Monthly Archives: February 2017


Watersheds to Watch: the Grays-Elochoman & Cowlitz

WRIAs 25 and 26 are located in southwestern Washington, and include large portions of Lewis, Cowlitz, Skamania, and Wahkiakum counties. WRIA 25, known as the Grays-Elochoman watershed, encompasses the Grays and Elochoman Rivers, and Skamokawa, Abernathy, and Coal Creeks. WRIA 26, designated as the Cowlitz watershed, includes the upper and lower Cowlitz Rivers, Cispus, Tilton, Toutle, and Coweeman Rivers, and Mayfield Dam. Both WRIAs include many subbasins that drain into the Columbia River, however, they do not encompass the Columbia River itself.

WRIAs 25 & 26 are critical watersheds for fish – they include 24 subpopulations of salmon and steelhead listed under the ESA, more than anywhere else in the lower Columbia region. In addition, the Cowlitz basin is one of the most densely farmed areas of western Washington, and water is over-appropriated. A 2012 Department of Ecology Water Availability report for the Cowlitz watershed describes a need for further regulations to manage the basin’s water supply, including an instream flow rule as well as closing critical subbasins to future water withdrawals. The report also lists 17 river and creek basins that had been listed as “restricted” or “closed” to new uses as determined by the Department of Fish and Wildlife’s Surface Water Source Limitations.

Although the Department of Ecology acknowledges the need for regulations in WRIAs 25 and 26, the rulemaking process has not been completed. The Lower Columbia Fish Recovery Board (LCFRB) began work on a joint watershed plan for the Grays-Elochoman and Cowlitz basins in 1999. In 2006, a draft of the plan was unanimously adopted by Wahkiakum, Skamania, Lewis, and Cowlitz counties. The 2006 plan recognized that climate change will impact streamflows, and determined that water usage was already beyond a sustainable level.

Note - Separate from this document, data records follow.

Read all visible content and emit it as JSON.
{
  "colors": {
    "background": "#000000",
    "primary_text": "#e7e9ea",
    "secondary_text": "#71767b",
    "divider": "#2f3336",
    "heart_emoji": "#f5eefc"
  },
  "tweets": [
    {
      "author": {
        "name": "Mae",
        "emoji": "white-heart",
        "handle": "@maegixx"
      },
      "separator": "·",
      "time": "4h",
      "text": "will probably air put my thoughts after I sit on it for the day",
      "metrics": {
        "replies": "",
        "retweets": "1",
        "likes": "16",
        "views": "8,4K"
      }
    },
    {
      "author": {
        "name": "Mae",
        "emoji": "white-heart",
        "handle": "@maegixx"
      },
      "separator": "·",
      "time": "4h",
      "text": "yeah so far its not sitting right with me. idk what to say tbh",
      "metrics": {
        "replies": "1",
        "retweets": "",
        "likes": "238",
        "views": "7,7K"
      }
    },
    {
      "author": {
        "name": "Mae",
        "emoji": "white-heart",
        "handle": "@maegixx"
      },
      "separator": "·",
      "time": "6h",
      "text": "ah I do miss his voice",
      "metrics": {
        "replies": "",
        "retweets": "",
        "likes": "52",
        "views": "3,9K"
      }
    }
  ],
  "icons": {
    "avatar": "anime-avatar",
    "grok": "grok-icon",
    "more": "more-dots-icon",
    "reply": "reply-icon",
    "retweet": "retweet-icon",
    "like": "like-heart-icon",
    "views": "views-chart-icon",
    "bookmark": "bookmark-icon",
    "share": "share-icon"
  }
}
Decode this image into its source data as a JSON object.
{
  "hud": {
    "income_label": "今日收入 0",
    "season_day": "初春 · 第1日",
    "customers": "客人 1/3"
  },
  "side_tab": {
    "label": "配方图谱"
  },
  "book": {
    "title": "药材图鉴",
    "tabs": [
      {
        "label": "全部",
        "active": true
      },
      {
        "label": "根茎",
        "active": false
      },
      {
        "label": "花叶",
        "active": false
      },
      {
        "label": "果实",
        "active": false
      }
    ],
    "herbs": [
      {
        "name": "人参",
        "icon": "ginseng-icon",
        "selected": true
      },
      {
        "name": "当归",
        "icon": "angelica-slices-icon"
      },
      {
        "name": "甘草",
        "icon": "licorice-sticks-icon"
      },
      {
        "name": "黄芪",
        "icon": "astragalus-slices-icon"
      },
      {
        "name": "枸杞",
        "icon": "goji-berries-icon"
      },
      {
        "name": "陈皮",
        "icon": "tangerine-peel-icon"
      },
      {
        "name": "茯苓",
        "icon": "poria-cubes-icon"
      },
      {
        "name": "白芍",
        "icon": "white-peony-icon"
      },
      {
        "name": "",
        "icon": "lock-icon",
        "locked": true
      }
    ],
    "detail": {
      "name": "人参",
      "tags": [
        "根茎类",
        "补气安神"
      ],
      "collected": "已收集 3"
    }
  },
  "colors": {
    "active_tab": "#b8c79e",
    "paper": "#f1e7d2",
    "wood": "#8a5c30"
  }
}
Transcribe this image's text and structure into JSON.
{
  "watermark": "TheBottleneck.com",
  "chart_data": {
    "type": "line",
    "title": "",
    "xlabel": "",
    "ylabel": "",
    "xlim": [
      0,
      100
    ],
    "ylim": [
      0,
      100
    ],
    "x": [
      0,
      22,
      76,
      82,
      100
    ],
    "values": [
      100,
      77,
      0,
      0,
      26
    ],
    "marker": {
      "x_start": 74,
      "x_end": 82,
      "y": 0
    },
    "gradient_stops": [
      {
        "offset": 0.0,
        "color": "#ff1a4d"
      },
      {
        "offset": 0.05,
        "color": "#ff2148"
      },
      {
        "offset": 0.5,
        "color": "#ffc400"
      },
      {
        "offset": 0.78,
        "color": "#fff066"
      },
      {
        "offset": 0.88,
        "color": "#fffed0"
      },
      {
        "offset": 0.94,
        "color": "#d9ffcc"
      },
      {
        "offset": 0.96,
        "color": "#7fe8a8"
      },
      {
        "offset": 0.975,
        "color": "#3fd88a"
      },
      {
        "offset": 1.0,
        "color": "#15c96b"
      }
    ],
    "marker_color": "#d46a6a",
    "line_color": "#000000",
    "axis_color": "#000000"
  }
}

Among the plan’s recommendations were instream flow rules for 10 rivers and streams, many closures of various subbasins, and the establishment of reservations in each basin to ensure an adequate water supply for future uses.

In 2008, the LCFRB issued a Detailed Implementation Plan for WRIAS 25 and 26, and the Department of Ecology began the instream flow rulemaking process. In mid-2010, however, the rulemaking process was halted. The Department of Ecology provides two reasons for this on their website: “public concerns on the level of local participation, supply for rural water users in the Cowlitz watershed (WRIA 26), and ground well metering,” and “Gov. Gregoire’s Executive Orders 10-6 and 11-03, suspending non-critical rule development and adoption in 2011 and 2012.” In response to public concerns over the proposed water restrictions, particularly in the Cowlitz, the LCFRB released revisions for the WRIA 26 Cowlitz Watershed in 2014. While the 2006 plan recommended that all subbasins in the Cowlitz basin be closed to new groundwater withdrawals (save for reservations and domestic wells), the revised plan included the complete opening of the lower Cowlitz watershed to future withdrawals. In addition, Ecology agreed to remove the metering language from the plans to appease concerned residents.

Despite the easing of the original plan’s water use restrictions (and the fact that both of Governor Gregoire’s Executive Orders cited by Ecology are long expired), there is still no instream flow rule for WRIAs 26 and 26. Especially in critical regions where water resources have been over-appropriated for years, setting regulations like instream flow rules cannot be delayed. CELP urges the Department of Ecology to follow up on its priority of setting instream flows for WRIAs 25 & 26 to ensure adequate water for people, farms, and fish in the Grays-Elochoman & Cowlitz basins.